Jak wyjaśnia przedstawicielka lubelskiego ratusza, takie działania wymagają bowiem zgody odpowiedniej instytucji. – Są przepisy, do których przestrzegania zobligowani są wszyscy. Na tego typu działania powinna więc być wydana zgoda – tłumaczy Monika Głazik.
„Wstępny etap procedury”
– Na nasze zlecenie firma zewnętrzna rozpoczęła w tym miejscu procedurę inwentaryzacji drzew, których system korzeniowy przez lata tak się rozrósł, że znajduje się w strefie kontrolowanej gazociągu i zagraża jego rozszczelnieniem – mówi Grzegorz Cendrowski, rzecznik prasowy Polskiej Spółki Gazownictwa. – Obecnie jesteśmy na wstępnym etapie procedury. I – co trzeba podkreślić – nie zapadła żadna decyzja dotycząca wycinki drzew. Dokumenty, które przygotuje ta firma zewnętrzna, zostaną przekazane do Urzędu Miasta Lublin. I dalsze działania zostaną uzależnione od decyzji urzędu.
– W końcu lat 50. i na początku 60. na tym osiedlu brakowało zieleni. I ludzie w czynach społecznych sadzili tutaj drzewa – opowiada Anna Augustowska. – Ale stwierdzenie, że pod nimi biegnie rura, która być może jest uszkodzona przez korzenie, odbiera mi już argument do walki o to, aby te drzewa ocalały. Nie wiem, jak firma będzie robiła inwentaryzację. Czy to będzie polegać na tym, że będą się wkopywać do korzeni? czy to będą specjaliści, dobrzy ludzie, którzy zadbają też o drzewa? Nie wiem.
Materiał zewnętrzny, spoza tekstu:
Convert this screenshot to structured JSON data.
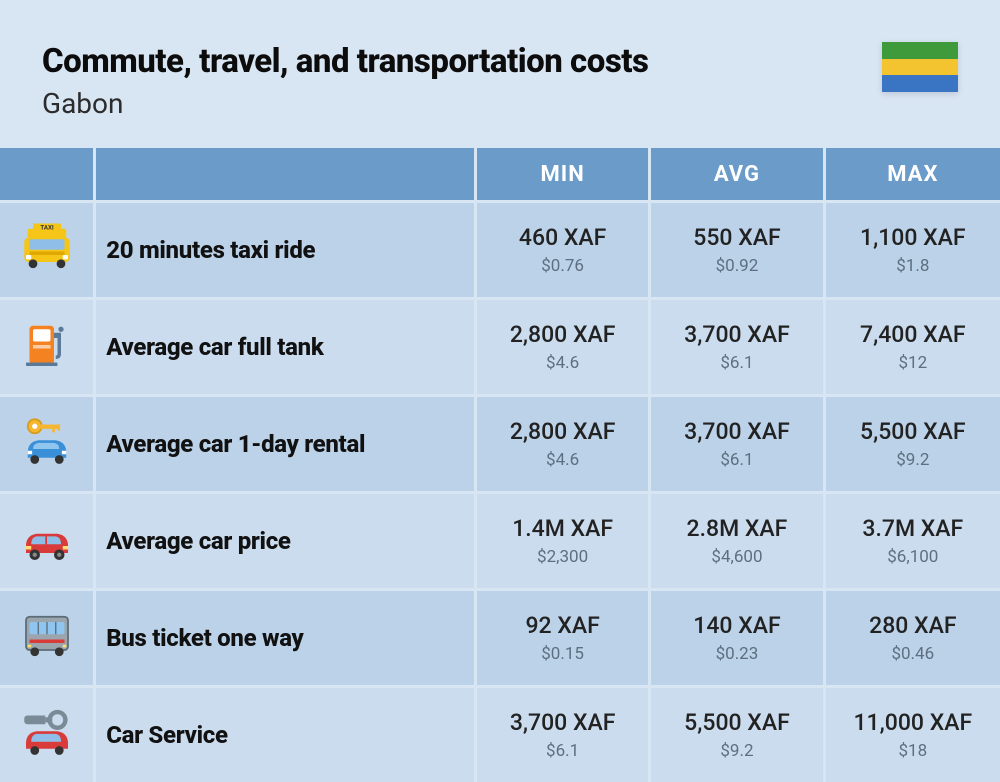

– Badania będą polegać na tym, że korzystamy z naszych map, a także z urządzeń, które pokazują nam dokładnie, w którym miejscu znajduje się gazociąg – informuje Grzegorz Cendrowski. – Dla każdego gazociągu jest wyznaczona tak zwana strefa kontrolowana, która jest takim buforem – ma powodować to, żeby gazociąg nie został uszkodzony. Na terenie takiej strefy nie można stawiać budynków, nie mogą też rosnąć drzewa. Konsekwencją uszkodzenia gazociągu może być jego rozszczelnienie. A wtedy gaz mógłby zacząć wypływać. Nasze działania są nakierowane na bezpieczeństwo mieszkańców.
– Po pierwsze chcemy, żeby mieli oni gaz i mogli z niego korzystać, zwłaszcza że zbliża się sezon grzewczy. A po drugie uchodzący gaz może stanowić niebezpieczeństwo dla mieszkańców – dodaje Grzegorz Cendrowski. – Natomiast na tę chwilę nie zostały podjęte żadne decyzje. Myślę, że na razie trzeba poczekać na decyzję urzędu miasta.
Do Urzędu Marszałkowskiego Województwa Lubelskiego również nie wpłynął żaden wniosek w sprawie przeprowadzenia inwentaryzacji na tym terenie.
Polska Spółka Gazownictwa na pytanie – dlaczego nie skierowano żadnego wniosku do miejskich oraz wojewódzkich władz – odpowiedziała: „farba jest biodegradowalna, a oznakowanie ma być ułatwieniem dla miejskich urzędników”.